Don’t Filter Feelings Podcast: A Different Perspective on Racism

 Don’t Filter Feelings is a U.K. podcast produced by Hollyoaks, which also produces several other podcasts and a long-running popular soap opera. True to its title, the podcast deals with conversations about issues that matter to people who have stories to share. The host Lauren Layfield is an English television and radio presenter and journalist who worked mainly for CBBC and Capital FM. For the last five years, she’s been a constant presence on British TV and radio. As a podcast host, Layfield brings enthusiasm, intelligence and a willingness to listen to the show.

Unlike other shows – podcast or TV – where sharing is code for celebrities sharing about the latest rehab stint or painful breakup with a romantic partner, Don’t Filter Feelings takes the plunge into those social, personal and cultural issues that tend to bring out the best and worst in people.

In the first episode in August 2019 titled, “What Is Different” Layfield talks to a wheelchair-bound woman and a gay man about how the world interprets their “difference.”

Future episodes also strike that chord of controversy with far-right British politician Nigel Bromage speaking about extremism, Cheddar Gorgeous talking about drag culture and gender identity and suicide prevention advocate Angela Samata discussing the devastating impact of suicide.

After a break in production, the podcast returned in April with an episode about coping with the lockdown in the U.K. and then in July, the podcast presented the first in a series of special episodes about racism. In that episode, cast members from the Hollyoaks soap opera discussed their personal experiences with racism.

In the latest Don’t Filter Feelings podcast episode, Brenda Edwards, Kelle Bryan and Chelsee Healey discuss their personal experiences of racism and how it has impacted their children.

 

Don't Filter Feelings logo with three co-hosts of a special episode on racism.

In the episode, Kelle Bryan discusses her children’s experiences with racism, saying Unfortunately, my children were exposed to racism from very young. My son came home and he was really upset, and at that point I’d raised him to see people as human beings and as people, not as colors.”

Chelsee Healey discusses racism towards her daughter “I got the most vile, vile message about my daughter actually not too long ago. I just looked at them and burst out crying… There’s been another time when she came back from nursery, and she said ‘Mummy, I have brown skin. My friends say I’m brown.’ So I said, ‘Yeah, but you’re beautiful and brown. Brown is so beautiful.’ I think she’s a little bit too young now to be having the conversation with her, but just so she knows that brown is so beautiful.”

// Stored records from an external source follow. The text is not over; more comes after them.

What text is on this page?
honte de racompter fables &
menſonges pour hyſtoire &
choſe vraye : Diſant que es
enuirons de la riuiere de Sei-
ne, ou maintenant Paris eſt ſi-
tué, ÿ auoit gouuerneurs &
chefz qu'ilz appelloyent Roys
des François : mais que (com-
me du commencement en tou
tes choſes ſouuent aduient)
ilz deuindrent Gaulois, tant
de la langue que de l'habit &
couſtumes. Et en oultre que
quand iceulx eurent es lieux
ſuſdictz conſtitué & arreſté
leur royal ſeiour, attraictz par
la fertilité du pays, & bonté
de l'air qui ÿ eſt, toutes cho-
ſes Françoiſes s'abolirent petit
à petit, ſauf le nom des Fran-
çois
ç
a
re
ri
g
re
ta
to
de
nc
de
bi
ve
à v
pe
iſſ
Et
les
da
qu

“I think it’s really important that my children understand and have pride in who they are, an understanding of where they’ve come from and the sacrifices that have been made for them to have the lifestyle that they live, to have the choices they have,” says Kelle in the episode.

The host of the episode, British actor and singer Brenda Edwards, discussed the response she received on social media after George Floyd’s death.

I had a lot of people messaging me directly on social media saying to me to use my platform to say something, and putting me under that pressure,” says Brenda in the episode. “I thought to myself, I have no problem with saying what is on my mind, I’ve never had a problem in saying what I believe, and there was a part of me that felt a little bit of resentment. Don’t tell me how to feel.”

What is unique about Don’t Filter Feelings for U.S. listeners is that it provides a different perspective on the issues that face all of us – regardless of race, religion, where we live and what we believe. The 2019 episodes on internet trolls, gender identity, far-right extremism, autism and the modern family unit are handled by the podcast with earnestness and a modulated sense of preachiness. For American listeners, Don’t Filter Feelings proves that many nations and cultures are dealing with the same issues but may have a different and unique viewpoint that we cannot see.

In the U.S., where racial equality and social justice have been politicized, racism has unfortunately joined up with other hot button issues such as abortion and gay rights that can cause people to lose their sense of perspective and that’s putting it mildly.

Listening to the last two episodes of Don’t Filter Feelings about racism in the U.K. should make U.S. listeners realize that racism isn’t dead and, in fact, is becoming more virulent every day as those threatened by upsetting the “status quo” where they have all the power demonize people whose only crime is that they want to be treated equally with the same opportunities to find good jobs, live in safe neighborhoods and have quality education.

For Americans, check out Don’t Filter Feelings here.

Perhaps it will even melt that confirmation bias.